Tyta luctuosa is a distinctive, small (FW length 11 mm), dark brown and black noctuid moth that was introduced for biological control of bindweed in the Willamette Valley and is spreading to other Pacific Northwest regions. It has pure white patches on both wings. The ground color of the forewing is blackish brown, darkest on the terminal wing near the apex. Pure white patch is present at the costal margin in the distal terminal area, possibly representing filling of the reniform spot which is otherwise absent. White scales produce a mottled appearance at the anal angle, including in the fringe, and in the fringe opposite the cell. The lines are black but poorly defined against the dark background. The pale subterminal line is only evident near the costal margin. No spots are evident on the forewing. The hindwing is pure white with extensive dark gray at the base to the black discal spot and a broad black marginal band. A white spot is present near the outer margin of the marginal band near the anal angle. The hindwing fringe is pale with dark gray inner line. The head has a gray frons and is light gray dorsally. The thorax is brown. The male antenna is filiform.

This species can be identified by the unique pattern of dark and white on both wings. The hindwing resembles those of several species of Schinia. No Pacific Northwest Schinia species have dark brown forewings with white spots in the median area.


This species is established in agricultural areas where it was introduced a decade ago as a biological control agent against Hedge Bindweed (Convolvulus arvensis in the Convolvulaceae).


Pacific Northwest

Tyta luctuosa was first known in the Pacific Northwest from the Willamette Valley in western Oregon.
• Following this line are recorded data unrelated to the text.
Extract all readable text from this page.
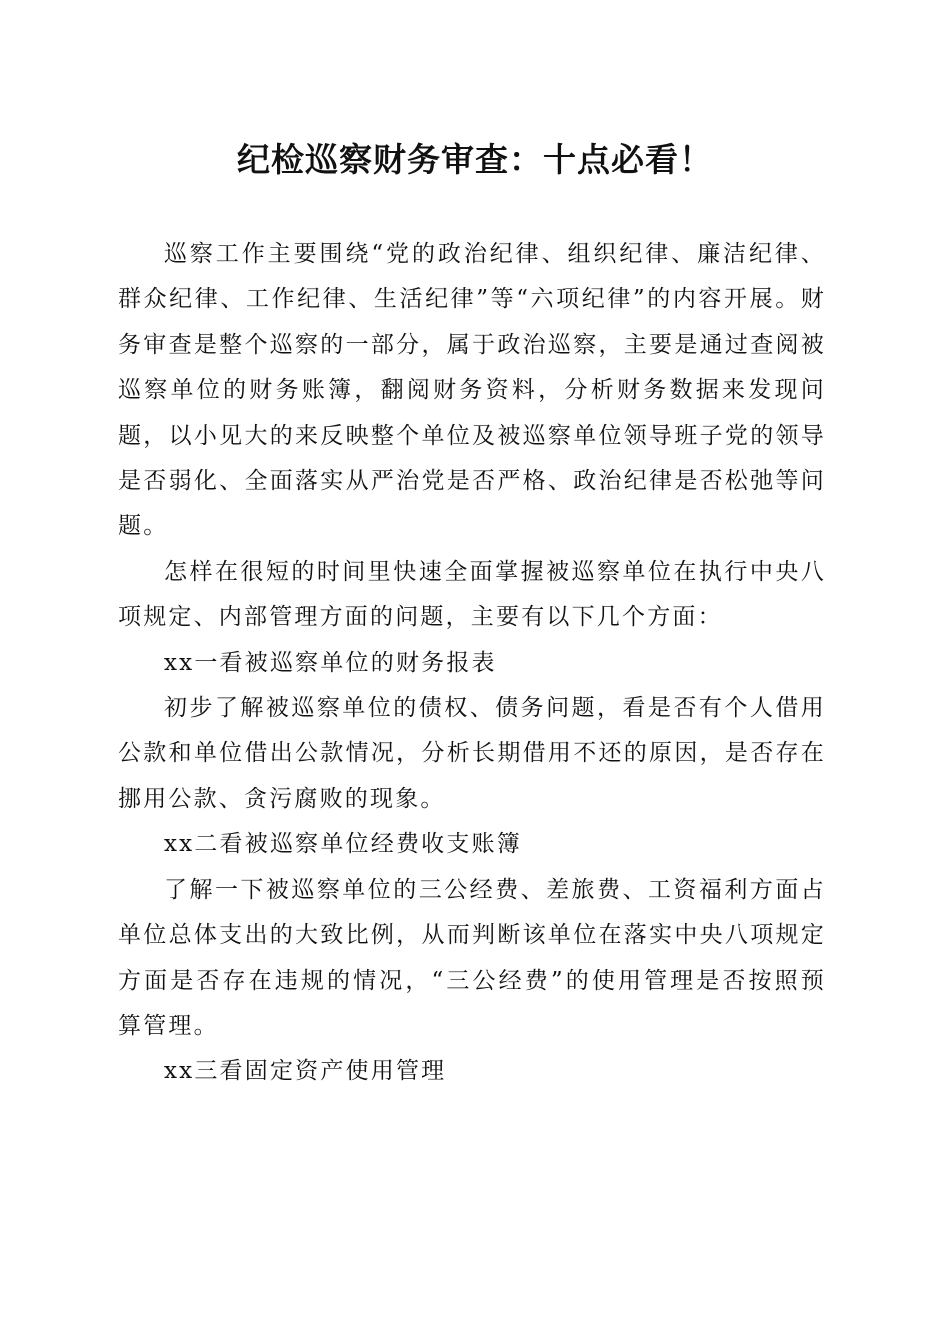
纪检巡察财务审查：十点必看！

巡察工作主要围绕“党的政治纪律、组织纪律、廉洁纪律、群众纪律、工作纪律、生活纪律”等“六项纪律”的内容开展。财务审查是整个巡察的一部分，属于政治巡察，主要是通过查阅被巡察单位的财务账簿，翻阅财务资料，分析财务数据来发现问题，以小见大的来反映整个单位及被巡察单位领导班子党的领导是否弱化、全面落实从严治党是否严格、政治纪律是否松弛等问题。

怎样在很短的时间里快速全面掌握被巡察单位在执行中央八项规定、内部管理方面的问题，主要有以下几个方面：

xx一看被巡察单位的财务报表

初步了解被巡察单位的债权、债务问题，看是否有个人借用公款和单位借出公款情况，分析长期借用不还的原因，是否存在挪用公款、贪污腐败的现象。

xx二看被巡察单位经费收支账簿

了解一下被巡察单位的三公经费、差旅费、工资福利方面占单位总体支出的大致比例，从而判断该单位在落实中央八项规定方面是否存在违规的情况，“三公经费”的使用管理是否按照预算管理。

xx三看固定资产使用管理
It has since spread to eastern Washington and adjacent northeastern Oregon and the Idaho Panhandle. This species could potentially occur in southern Idaho since it is established in Utah.
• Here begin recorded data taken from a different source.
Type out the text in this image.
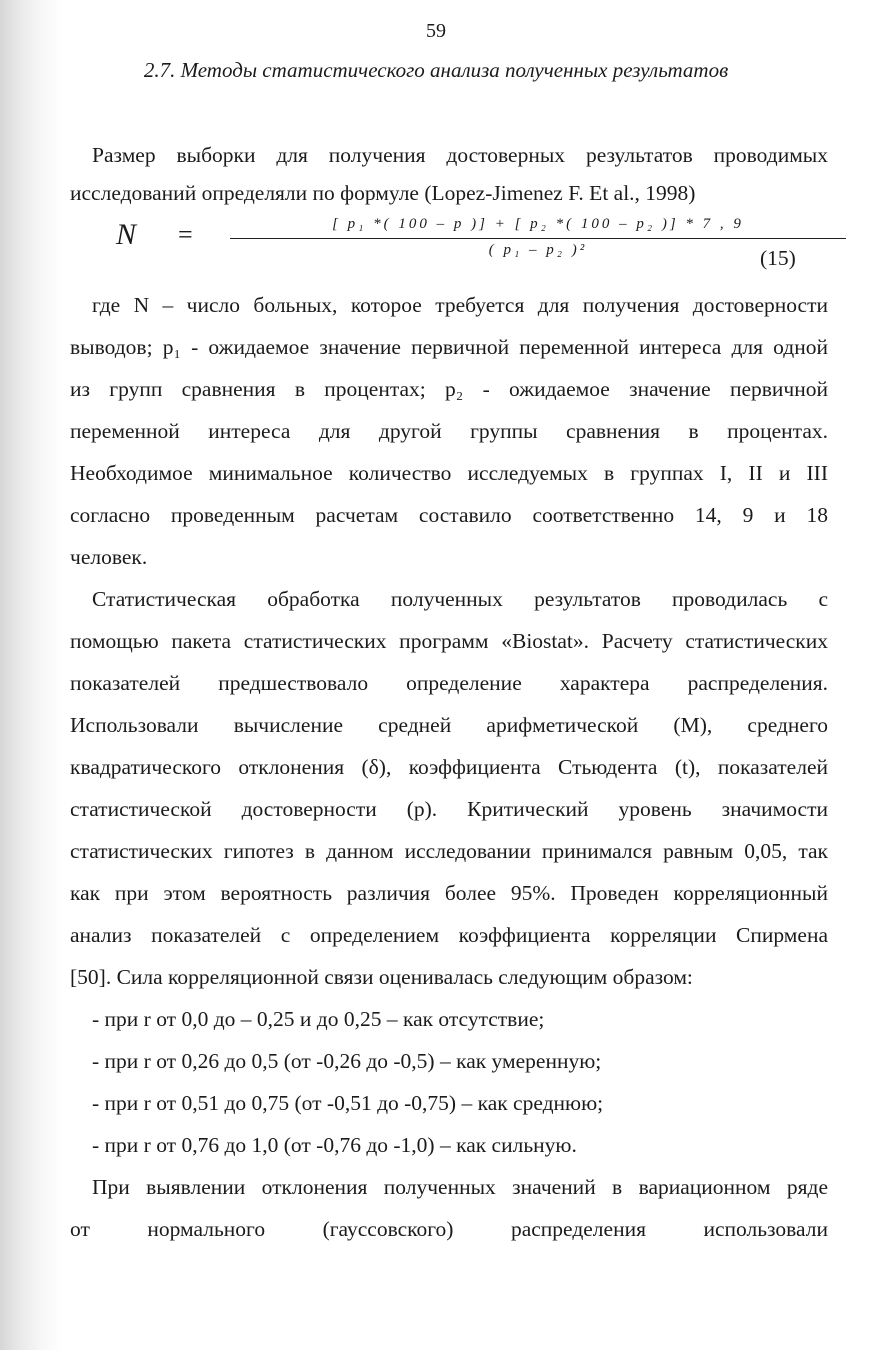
59
2.7. Методы статистического анализа полученных результатов
Размер выборки для получения достоверных результатов проводимых
исследований определяли по формуле (Lopez-Jimenez F. Et al., 1998)
N =	[ p₁ *( 100 – p )] + [ p₂ *( 100 – p₂ )] * 7 , 9
( p₁ – p₂ )²	(15)
где N – число больных, которое требуется для получения достоверности
выводов; p₁ - ожидаемое значение первичной переменной интереса для одной
из групп сравнения в процентах; p₂ - ожидаемое значение первичной
переменной интереса для другой группы сравнения в процентах.
Необходимое минимальное количество исследуемых в группах I, II и III
согласно проведенным расчетам составило соответственно 14, 9 и 18
человек.
Статистическая обработка полученных результатов проводилась с
помощью пакета статистических программ «Biostat». Расчету статистических
показателей предшествовало определение характера распределения.
Использовали вычисление средней арифметической (M), среднего
квадратического отклонения (δ), коэффициента Стьюдента (t), показателей
статистической достоверности (p). Критический уровень значимости
статистических гипотез в данном исследовании принимался равным 0,05, так
как при этом вероятность различия более 95%. Проведен корреляционный
анализ показателей с определением коэффициента корреляции Спирмена
[50]. Сила корреляционной связи оценивалась следующим образом:
- при r от 0,0 до – 0,25 и до 0,25 – как отсутствие;
- при r от 0,26 до 0,5 (от -0,26 до -0,5) – как умеренную;
- при r от 0,51 до 0,75 (от -0,51 до -0,75) – как среднюю;
- при r от 0,76 до 1,0 (от -0,76 до -1,0) – как сильную.
При выявлении отклонения полученных значений в вариационном ряде
от нормального (гауссовского) распределения использовали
This species is native to the Old World where it occurs from central and southern Europe and northern Africa to central Asia (Goater et al. 2003). Attempts to introduce this species have been made at several locations in North America, including on the East Coast and Great Plains. It is well established in parts of Utah and Colorado.

Life History


The adults fly during the summer and have been collected during late spring and late summer in the Pacific Northwest. They are typically nocturnal and come to lights but have also collected during the day. 

Economic Importance

Probably none. A review of the North American literature suggests that this species is marginally effective as a control agent for Bindweed.